Sam undergoes tremendous development in this book, no longer the fairly nondescript activist teenager we know from the previous novels. Her flight from the Doctor and the reasons behind it give ample opportunity for her to find herself, and perhaps for the first time we get to see a companion as they would be, outside the Doctor's influence. Sam becomes in this story, and now remains, one of my favourite characters in Doctor Who fiction.
Without giving anything away, Seeing I manages also to tackle the oft-debated issue of the Doctor's sexuality with a soft touch. I may be biased in that my opinions on the matter are catered for, but in the end, he isn't interested in sex at all. He loves his companions as his friends, and like the bond between Holmes and Watson, that doesn't mean it can't be a powerful force. As Liz Sladen once said, wouldn't you do anything for your best friend?
Oh, and while Kate does the usual thing of putting the Doctor through sheer hell, she must like McGann better than McCoy - he goes through the psychological wringer rather than having something explode out of his hearts. This aspect of the book is also a favourite, because in attacking the Doctor in his weak point she highlights his central traits all the more.
I have read this book multiple times, and the only fault I can pick with it is that the I seemed a bit "token alien race" to me, somewhat like an insectoid Borg. However, they're well used, and any Whoniverse mythology takes a back seat to the characters and the story. A sterling example of why Orman is my favourite Doctor Who author.
The story is well crafted as it takes place over a considrrable amount of time, allowing for character development for the Doctor and Sam.
And the Doctor's put through absolute hell - which is always entertaining!
|By:||a person, hayfield|
|Date:||Sunday 21 February 2010|
|Rating: || 8|
Once again, quite a good book from blum and orman with an interesting villan and excellent plot. Probably slightly better than vampire science. I enjoyed this immensly!
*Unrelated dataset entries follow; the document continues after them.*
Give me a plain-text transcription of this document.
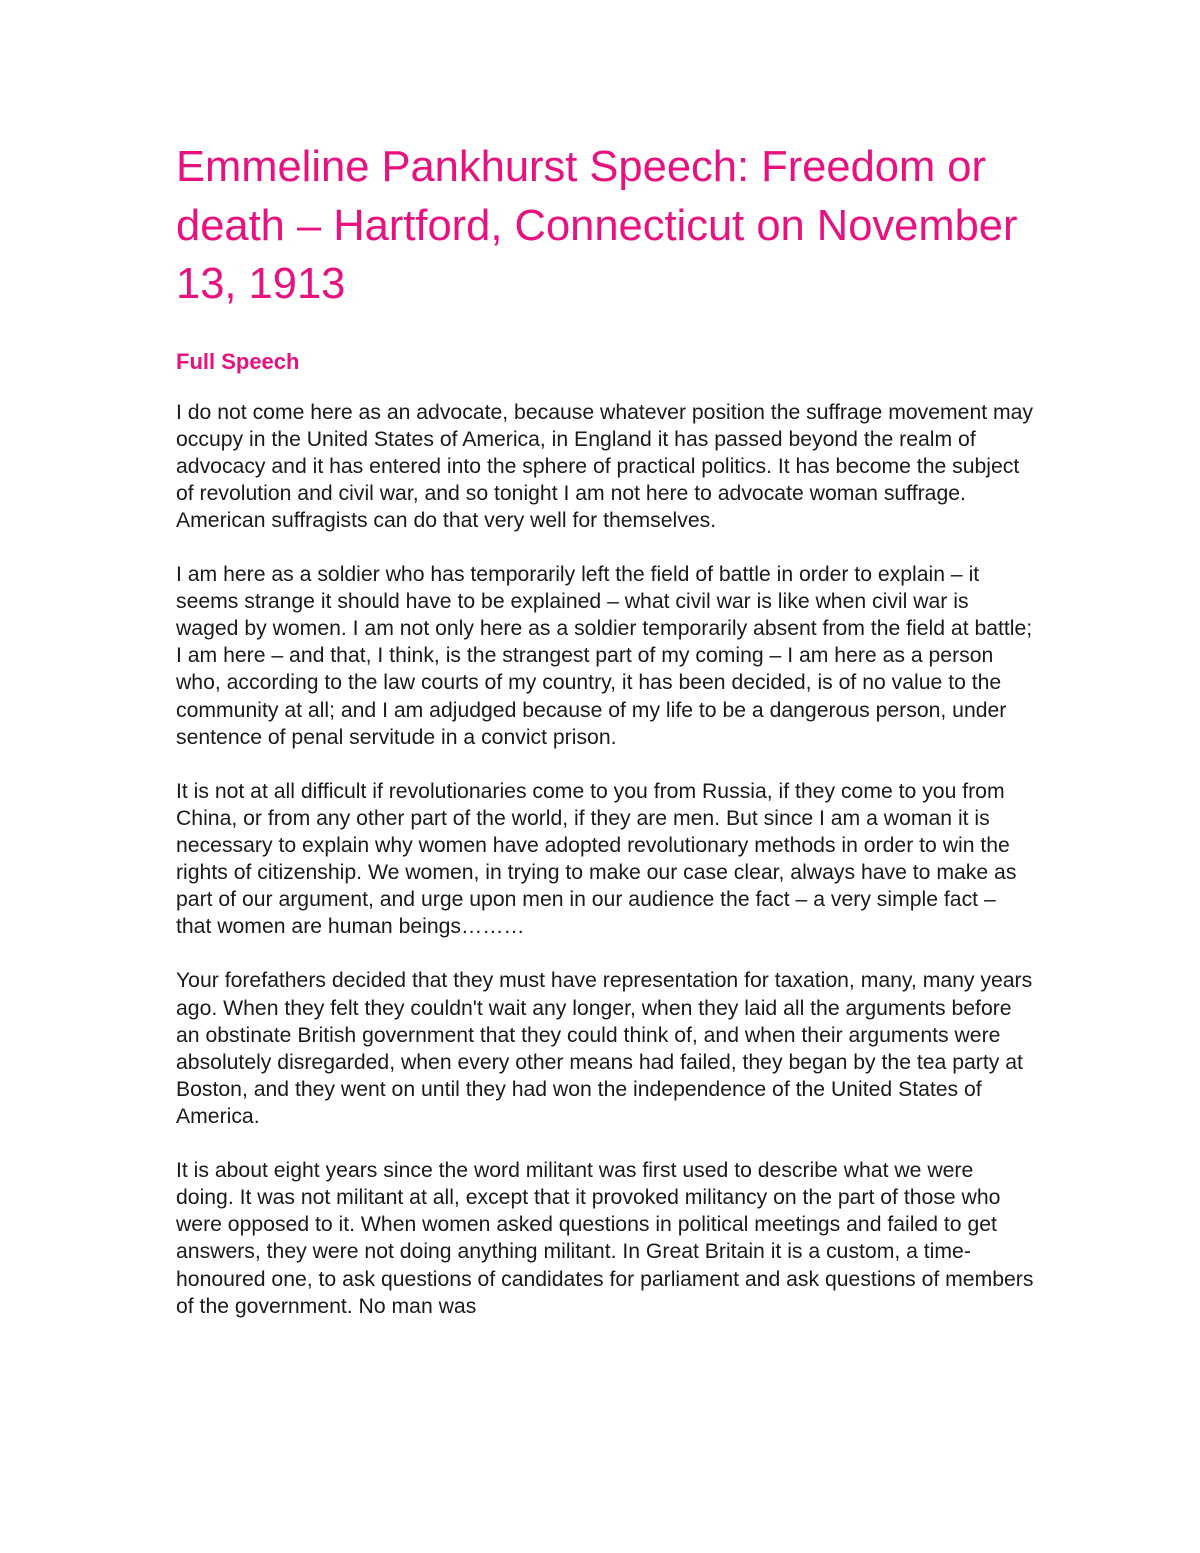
Emmeline Pankhurst Speech: Freedom or death – Hartford, Connecticut on November 13, 1913
Full Speech

I do not come here as an advocate, because whatever position the suffrage movement may occupy in the United States of America, in England it has passed beyond the realm of advocacy and it has entered into the sphere of practical politics. It has become the subject of revolution and civil war, and so tonight I am not here to advocate woman suffrage. American suffragists can do that very well for themselves.

I am here as a soldier who has temporarily left the field of battle in order to explain – it seems strange it should have to be explained – what civil war is like when civil war is waged by women. I am not only here as a soldier temporarily absent from the field at battle; I am here – and that, I think, is the strangest part of my coming – I am here as a person who, according to the law courts of my country, it has been decided, is of no value to the community at all; and I am adjudged because of my life to be a dangerous person, under sentence of penal servitude in a convict prison.

It is not at all difficult if revolutionaries come to you from Russia, if they come to you from China, or from any other part of the world, if they are men. But since I am a woman it is necessary to explain why women have adopted revolutionary methods in order to win the rights of citizenship. We women, in trying to make our case clear, always have to make as part of our argument, and urge upon men in our audience the fact – a very simple fact – that women are human beings………

Your forefathers decided that they must have representation for taxation, many, many years ago. When they felt they couldn't wait any longer, when they laid all the arguments before an obstinate British government that they could think of, and when their arguments were absolutely disregarded, when every other means had failed, they began by the tea party at Boston, and they went on until they had won the independence of the United States of America.

It is about eight years since the word militant was first used to describe what we were doing. It was not militant at all, except that it provoked militancy on the part of those who were opposed to it. When women asked questions in political meetings and failed to get answers, they were not doing anything militant. In Great Britain it is a custom, a time- honoured one, to ask questions of candidates for parliament and ask questions of members of the government. No man was
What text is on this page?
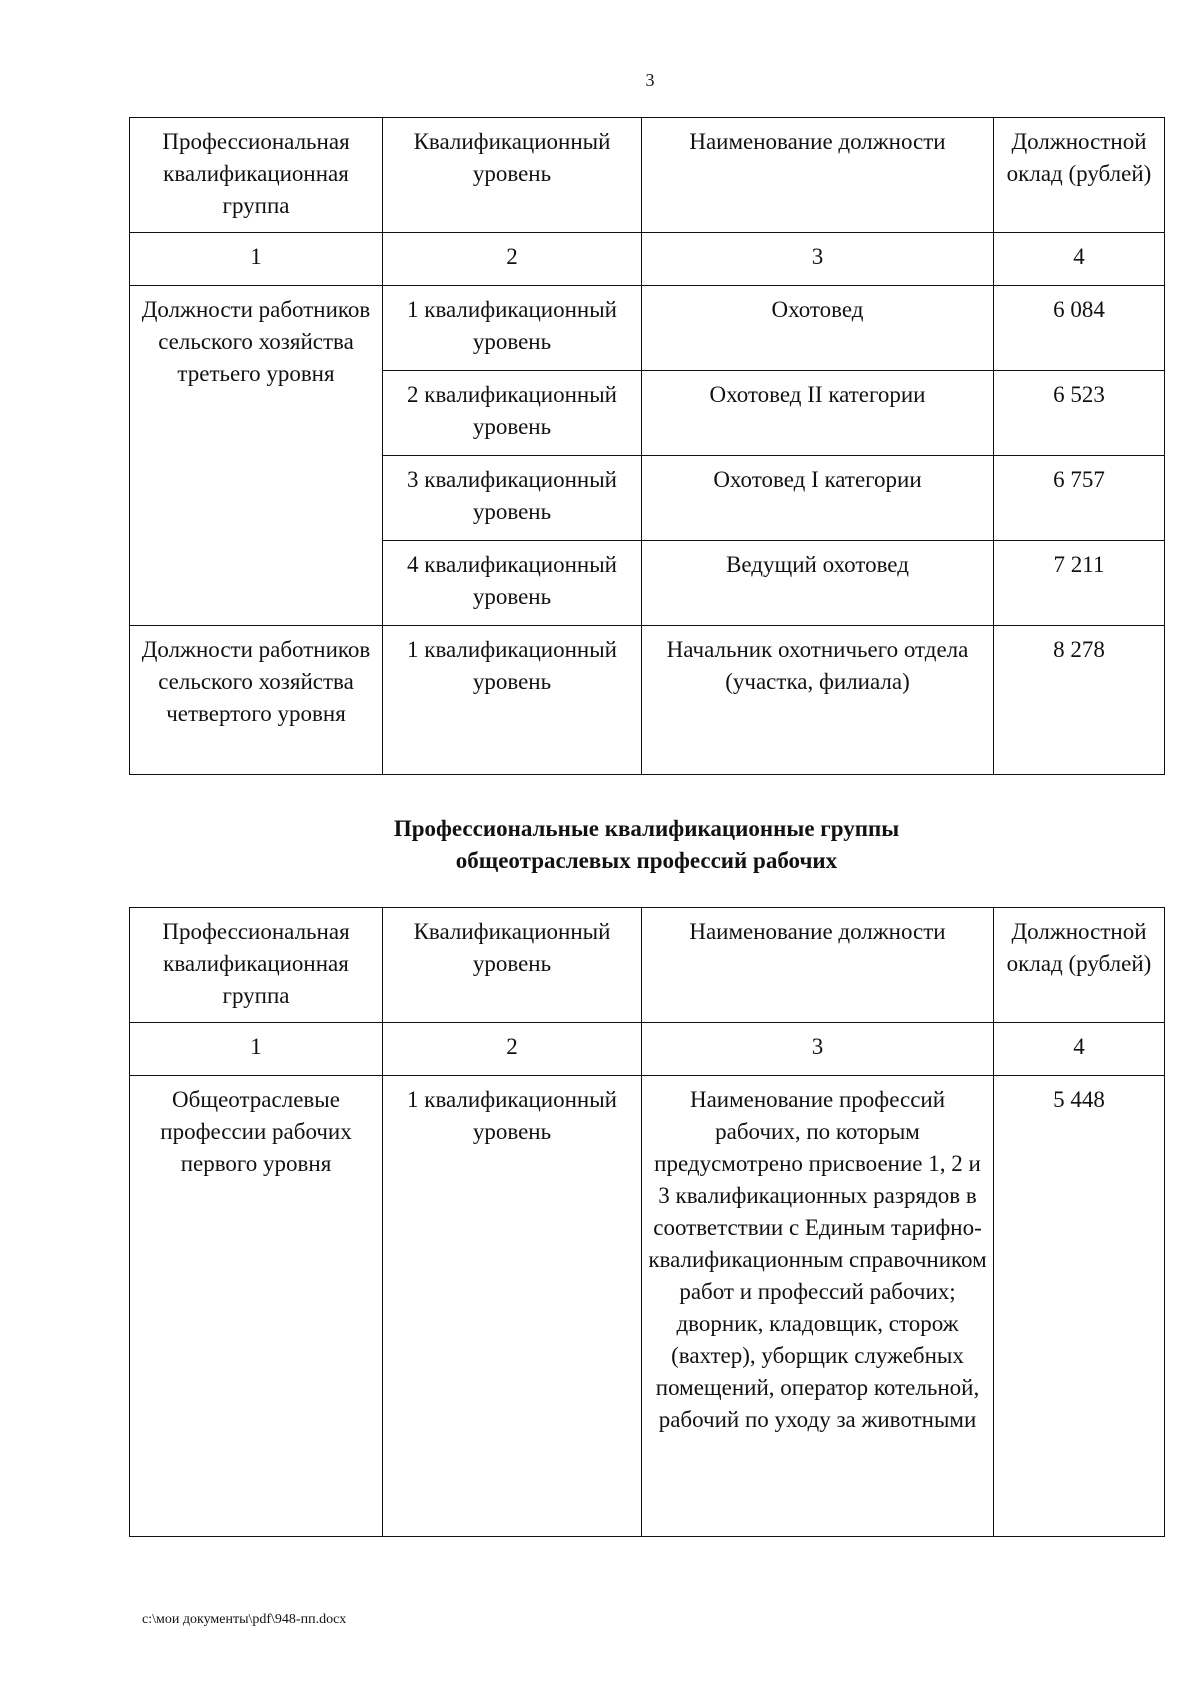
3
Профессиональная квалификационная группа	Квалификационный уровень	Наименование должности	Должностной оклад (рублей)
1	2	3	4
Должности работников сельского хозяйства третьего уровня	1 квалификационный уровень	Охотовед	6 084
	2 квалификационный уровень	Охотовед II категории	6 523
	3 квалификационный уровень	Охотовед I категории	6 757
	4 квалификационный уровень	Ведущий охотовед	7 211
Должности работников сельского хозяйства четвертого уровня	1 квалификационный уровень	Начальник охотничьего отдела (участка, филиала)	8 278
Профессиональные квалификационные группы
общеотраслевых профессий рабочих
Профессиональная квалификационная группа	Квалификационный уровень	Наименование должности	Должностной оклад (рублей)
1	2	3	4
Общеотраслевые профессии рабочих первого уровня	1 квалификационный уровень	Наименование профессий рабочих, по которым предусмотрено присвоение 1, 2 и 3 квалификационных разрядов в соответствии с Единым тарифно-квалификационным справочником работ и профессий рабочих; дворник, кладовщик, сторож (вахтер), уборщик служебных помещений, оператор котельной, рабочий по уходу за животными	5 448
c:\мои документы\pdf\948-пп.docx
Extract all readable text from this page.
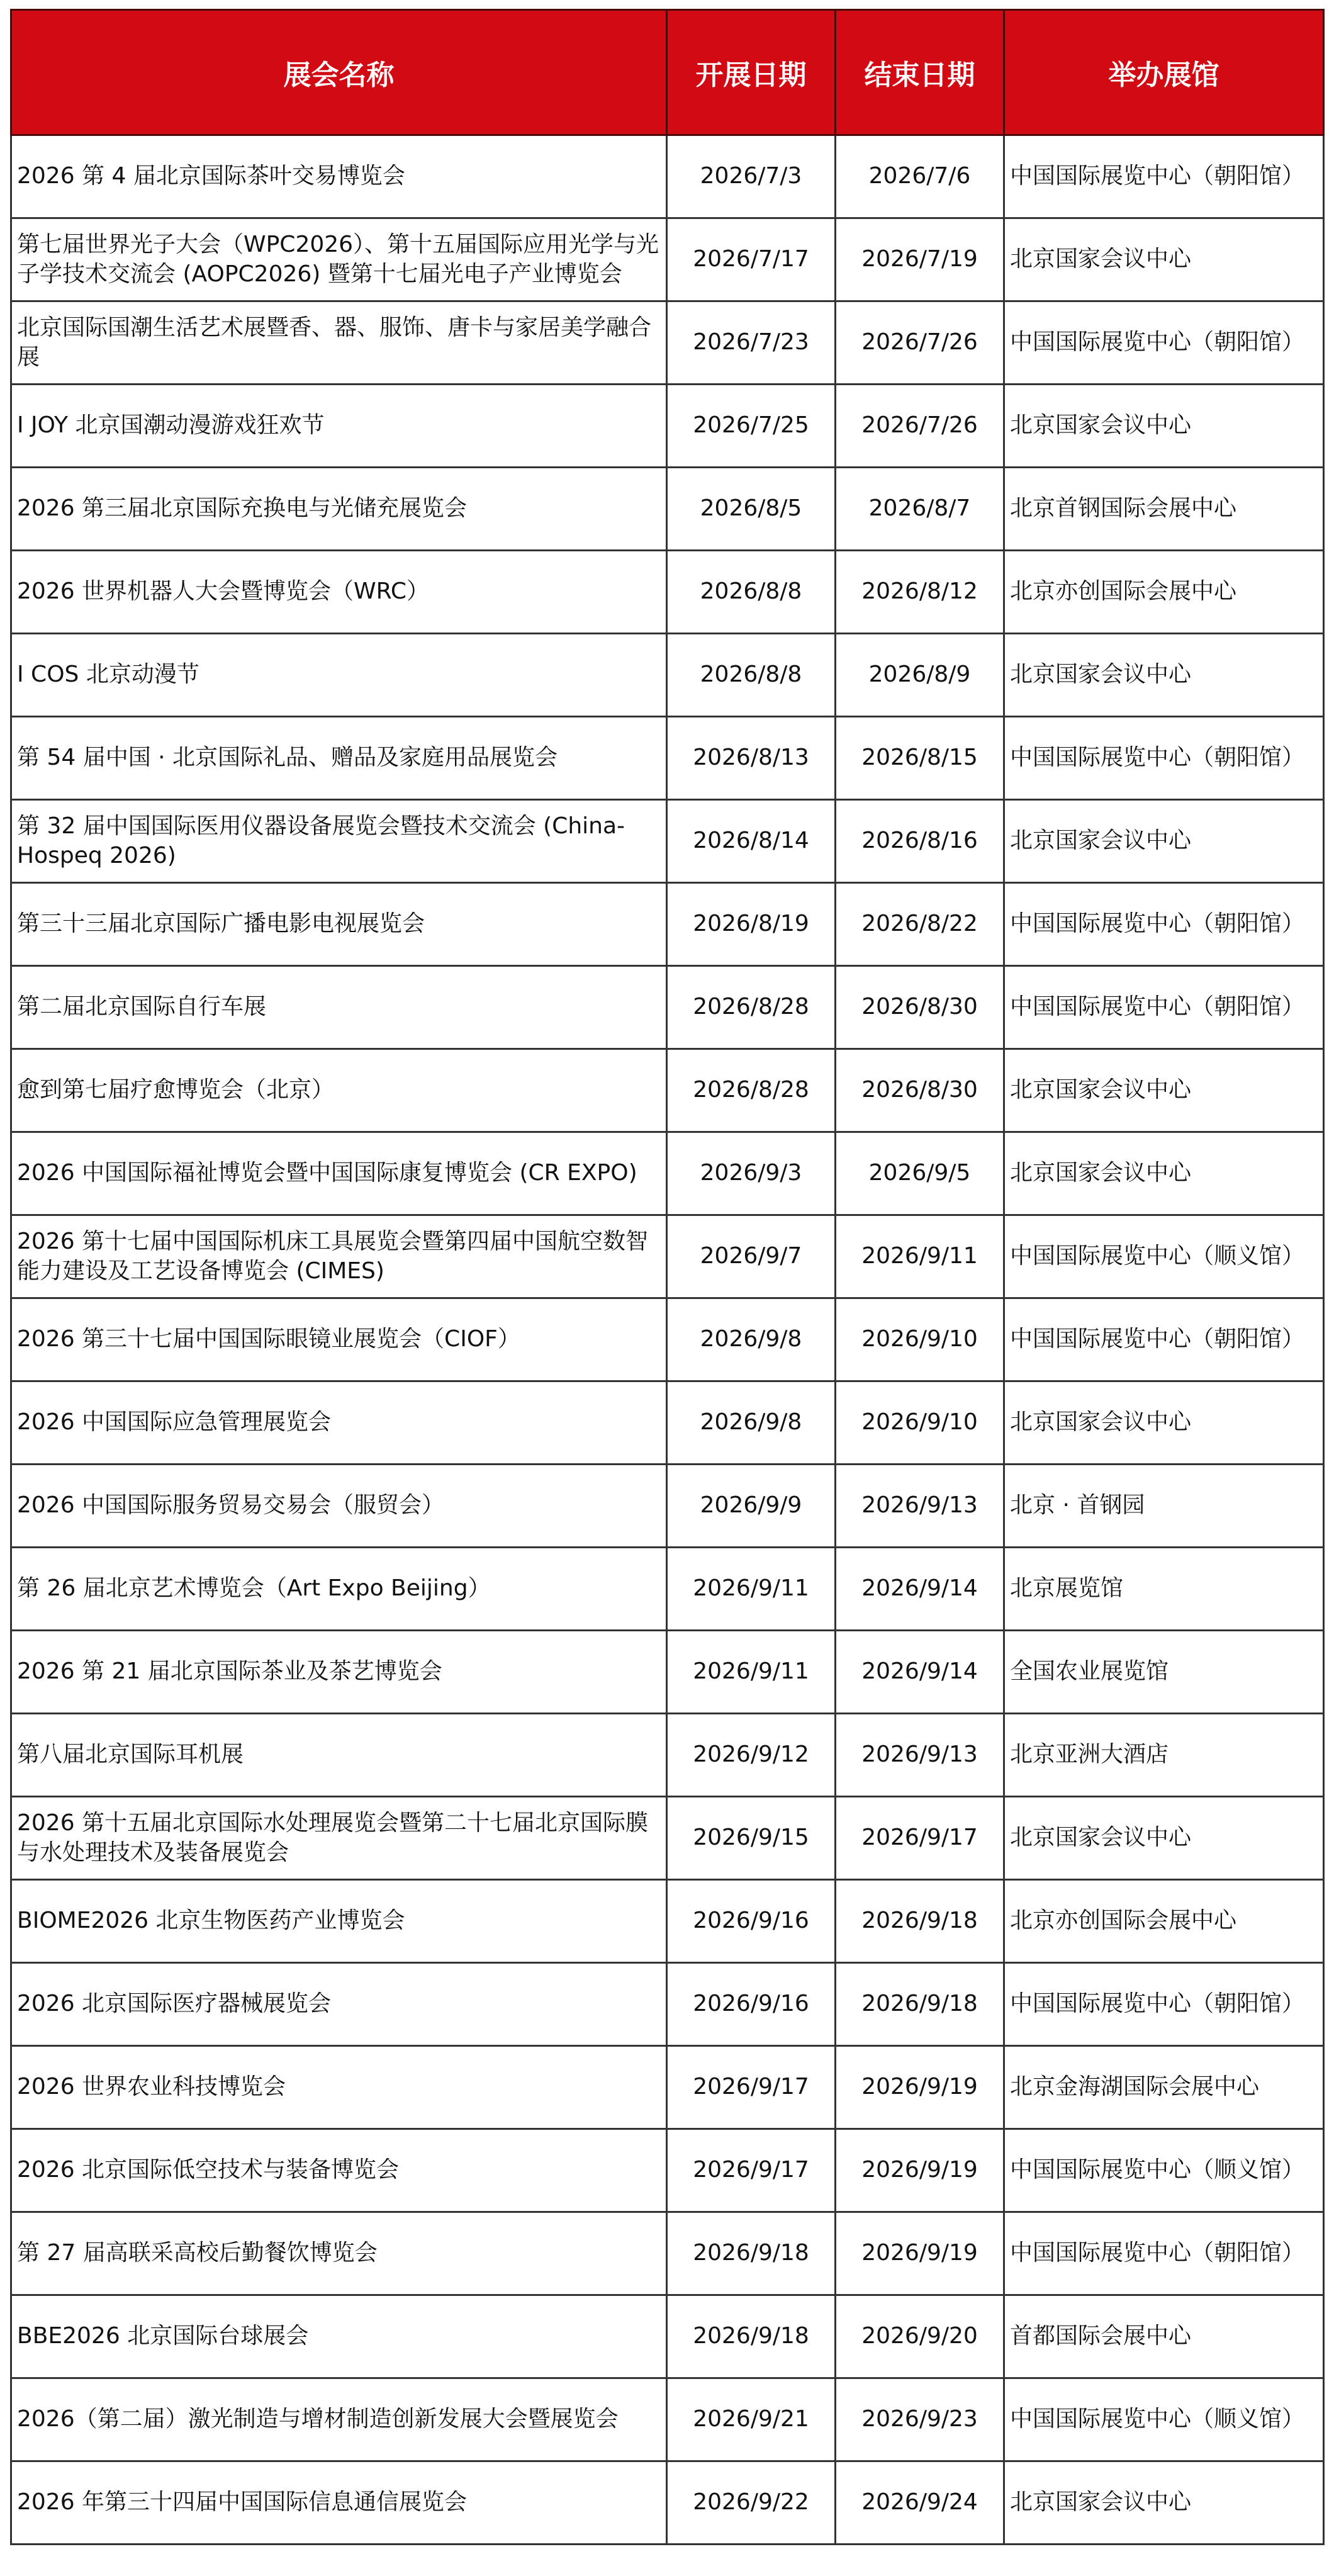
展会名称	开展日期	结束日期	举办展馆
2026 第 4 届北京国际茶叶交易博览会	2026/7/3	2026/7/6	中国国际展览中心（朝阳馆）
第七届世界光子大会（WPC2026）、第十五届国际应用光学与光子学技术交流会 (AOPC2026) 暨第十七届光电子产业博览会	2026/7/17	2026/7/19	北京国家会议中心
北京国际国潮生活艺术展暨香、器、服饰、唐卡与家居美学融合展	2026/7/23	2026/7/26	中国国际展览中心（朝阳馆）
I JOY 北京国潮动漫游戏狂欢节	2026/7/25	2026/7/26	北京国家会议中心
2026 第三届北京国际充换电与光储充展览会	2026/8/5	2026/8/7	北京首钢国际会展中心
2026 世界机器人大会暨博览会（WRC）	2026/8/8	2026/8/12	北京亦创国际会展中心
I COS 北京动漫节	2026/8/8	2026/8/9	北京国家会议中心
第 54 届中国 · 北京国际礼品、赠品及家庭用品展览会	2026/8/13	2026/8/15	中国国际展览中心（朝阳馆）
第 32 届中国国际医用仪器设备展览会暨技术交流会 (China-Hospeq 2026)	2026/8/14	2026/8/16	北京国家会议中心
第三十三届北京国际广播电影电视展览会	2026/8/19	2026/8/22	中国国际展览中心（朝阳馆）
第二届北京国际自行车展	2026/8/28	2026/8/30	中国国际展览中心（朝阳馆）
愈到第七届疗愈博览会（北京）	2026/8/28	2026/8/30	北京国家会议中心
2026 中国国际福祉博览会暨中国国际康复博览会 (CR EXPO)	2026/9/3	2026/9/5	北京国家会议中心
2026 第十七届中国国际机床工具展览会暨第四届中国航空数智能力建设及工艺设备博览会 (CIMES)	2026/9/7	2026/9/11	中国国际展览中心（顺义馆）
2026 第三十七届中国国际眼镜业展览会（CIOF）	2026/9/8	2026/9/10	中国国际展览中心（朝阳馆）
2026 中国国际应急管理展览会	2026/9/8	2026/9/10	北京国家会议中心
2026 中国国际服务贸易交易会（服贸会）	2026/9/9	2026/9/13	北京 · 首钢园
第 26 届北京艺术博览会（Art Expo Beijing）	2026/9/11	2026/9/14	北京展览馆
2026 第 21 届北京国际茶业及茶艺博览会	2026/9/11	2026/9/14	全国农业展览馆
第八届北京国际耳机展	2026/9/12	2026/9/13	北京亚洲大酒店
2026 第十五届北京国际水处理展览会暨第二十七届北京国际膜与水处理技术及装备展览会	2026/9/15	2026/9/17	北京国家会议中心
BIOME2026 北京生物医药产业博览会	2026/9/16	2026/9/18	北京亦创国际会展中心
2026 北京国际医疗器械展览会	2026/9/16	2026/9/18	中国国际展览中心（朝阳馆）
2026 世界农业科技博览会	2026/9/17	2026/9/19	北京金海湖国际会展中心
2026 北京国际低空技术与装备博览会	2026/9/17	2026/9/19	中国国际展览中心（顺义馆）
第 27 届高联采高校后勤餐饮博览会	2026/9/18	2026/9/19	中国国际展览中心（朝阳馆）
BBE2026 北京国际台球展会	2026/9/18	2026/9/20	首都国际会展中心
2026（第二届）激光制造与增材制造创新发展大会暨展览会	2026/9/21	2026/9/23	中国国际展览中心（顺义馆）
2026 年第三十四届中国国际信息通信展览会	2026/9/22	2026/9/24	北京国家会议中心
|By:||Emma Bowman, Sydney, Australia|
|Date:||Thursday 17 November 2011|
|Rating: || 10|
I think I can safely say that this is my favourite Eighth Doctor novel to date, and I am so surprised that it didn't have at least an 8 on the rating scale. The storyline really resonated with me, and I found the quality of the writing to be quite excellent. Sam is one of my favourite companions, and she did a lot of growing in this storyline, which was very satisfying to see. Blum and Orman write well for the Doctor and Sam, and unlike so many other EDA authors, they really get their "voices" right, which goes a long way towards validating the plot. It is an advantage to have read "Dreamstone Moon" first before starting on "Seeing I", just to help with the story arc continuity. I highly and enthusiastically recommend this book!